La présidente essaie de lui faire entendre que, si l’on peut comprendre qu’il soit le fruit d’un contexte particulièrement difficile au point que les mots « torturer », « t’enfoncer un couteau dans le crâne », « couper en lambeaux », ne soient « ni plus ni moins que des mots » - comme il a dit -, il n’en va pas de même pour les autres. Le prévenu en convient, sans vraiment en convenir. Il a 13 mentions à son casier dont 7 pour violence.

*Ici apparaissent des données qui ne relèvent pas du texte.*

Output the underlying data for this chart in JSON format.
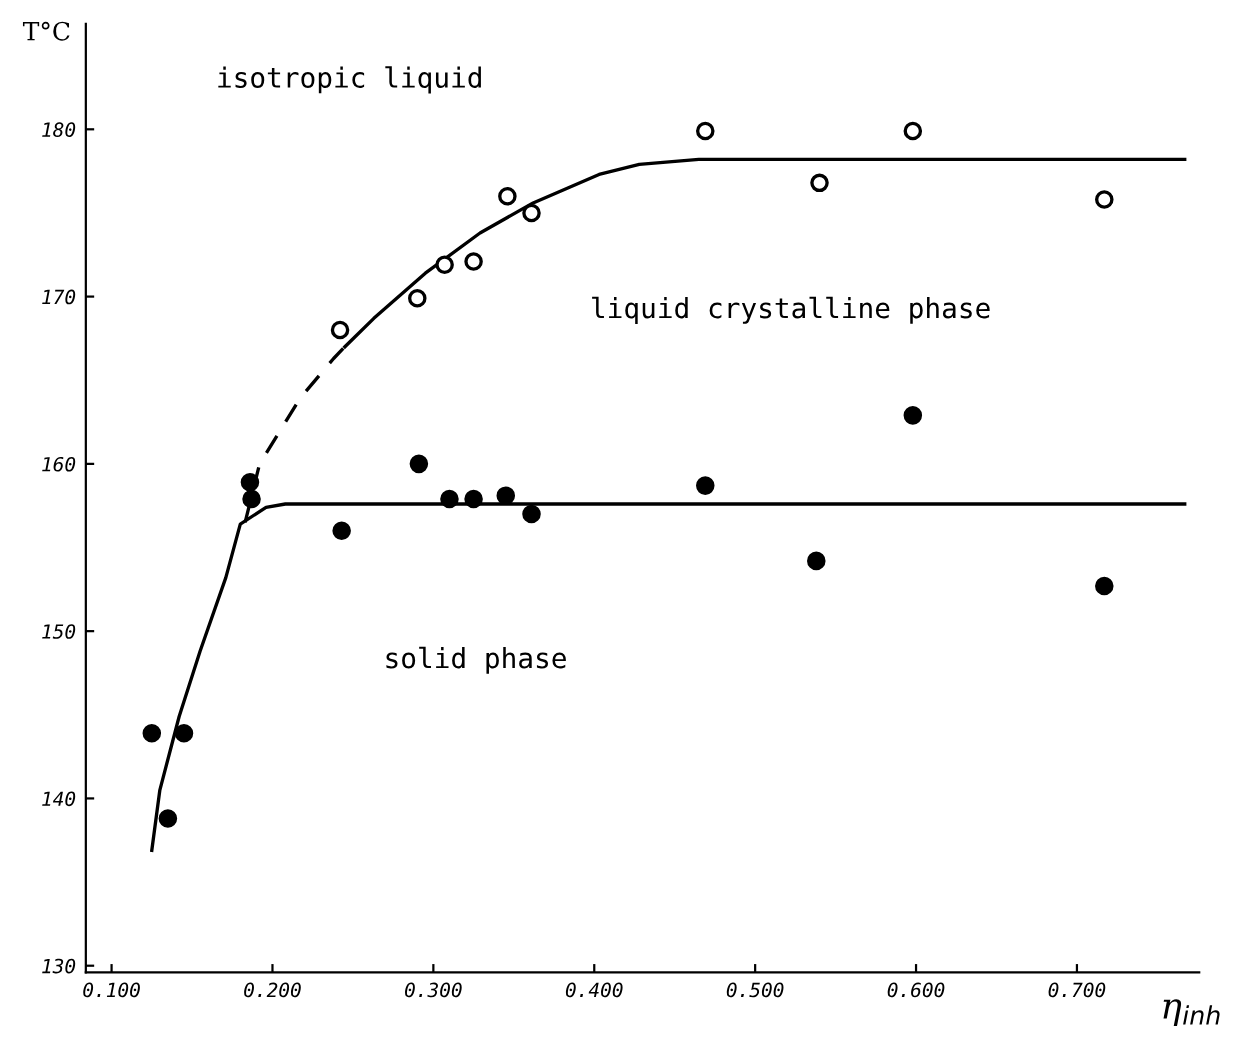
{
  "chart_data": {
    "type": "scatter",
    "xlabel": "η$_{inh}$",
    "ylabel": "T°C",
    "annotations": [
      "isotropic liquid",
      "liquid crystalline phase",
      "solid phase"
    ],
    "xlim": [
      0.084,
      0.776
    ],
    "ylim": [
      129.6,
      186.3
    ],
    "xticks": [
      {
        "value": 0.1,
        "label": "0.100"
      },
      {
        "value": 0.2,
        "label": "0.200"
      },
      {
        "value": 0.3,
        "label": "0.300"
      },
      {
        "value": 0.4,
        "label": "0.400"
      },
      {
        "value": 0.5,
        "label": "0.500"
      },
      {
        "value": 0.6,
        "label": "0.600"
      },
      {
        "value": 0.7,
        "label": "0.700"
      }
    ],
    "yticks": [
      130,
      140,
      150,
      160,
      170,
      180
    ],
    "grid": false,
    "legend": false,
    "series": [
      {
        "color": "#ffffff",
        "marker": "circle",
        "x": [
          0.242,
          0.29,
          0.307,
          0.325,
          0.346,
          0.361,
          0.469,
          0.54,
          0.598,
          0.717
        ],
        "values": [
          168.0,
          169.9,
          171.9,
          172.1,
          176.0,
          175.0,
          179.9,
          176.8,
          179.9,
          175.8
        ]
      },
      {
        "color": "#000000",
        "marker": "circle",
        "x": [
          0.125,
          0.135,
          0.145,
          0.186,
          0.187,
          0.243,
          0.291,
          0.31,
          0.325,
          0.345,
          0.361,
          0.469,
          0.538,
          0.598,
          0.717
        ],
        "values": [
          143.9,
          138.8,
          143.9,
          158.9,
          157.9,
          156.0,
          160.0,
          157.9,
          157.9,
          158.1,
          157.0,
          158.7,
          154.2,
          162.9,
          152.7
        ]
      },
      {
        "type": "line",
        "color": "#000000",
        "marker": "none",
        "line_style": "solid",
        "x": [
          0.125,
          0.13,
          0.142,
          0.155,
          0.171,
          0.18,
          0.196,
          0.208,
          0.3,
          0.5,
          0.767
        ],
        "values": [
          136.9,
          140.5,
          144.9,
          148.8,
          153.2,
          156.4,
          157.4,
          157.6,
          157.6,
          157.6,
          157.6
        ]
      },
      {
        "type": "line",
        "color": "#000000",
        "marker": "none",
        "line_style": "dashed",
        "x": [
          0.183,
          0.192,
          0.217,
          0.238,
          0.245
        ],
        "values": [
          156.5,
          160.0,
          163.9,
          166.3,
          167.0
        ]
      },
      {
        "type": "line",
        "color": "#000000",
        "marker": "none",
        "line_style": "solid",
        "x": [
          0.245,
          0.263,
          0.295,
          0.329,
          0.362,
          0.403,
          0.428,
          0.465,
          0.6,
          0.767
        ],
        "values": [
          167.0,
          168.7,
          171.4,
          173.8,
          175.6,
          177.3,
          177.9,
          178.2,
          178.2,
          178.2
        ]
      }
    ]
  }
}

12 mois ferme, 3 ans de probation avec un accompagnement renforcé
Le délibéré dure longtemps. Le tribunal déclare le prévenu coupable, le condamne à une peine de 30 mois de prison, dont 18 mois sont assortis d’un sursis probatoire renforcé avec obligation de travailler, de suivre des soins, et d’intégrer le dispositif d’accompagnement individuel (AIR) renforcé pendant 3 ans. Interdiction de contact avec la victime, ainsi que de paraître à son domicile.
Il baisse la tête. Le tribunal ordonne son maintien en détention. « Je vais faire appel, et je viendrai en présence de ma compagne, on pourra mieux s’expliquer », dit le condamné. Puis il prend conscience de ce que signifie l’interdiction de contact : « Ça veut dire que je ne peux même pas téléphoner à ma compagne ? »
En effet. La présidente essaie de lui expliquer, mais lui qui avait averti être sur le point d’exploser pendant l’audience, tape du pied, met brutalement les papiers qu’il devait signer en charpie et les jette : « Tiens, ils sont signés, tes papiers. » L’escorte le fait sortir.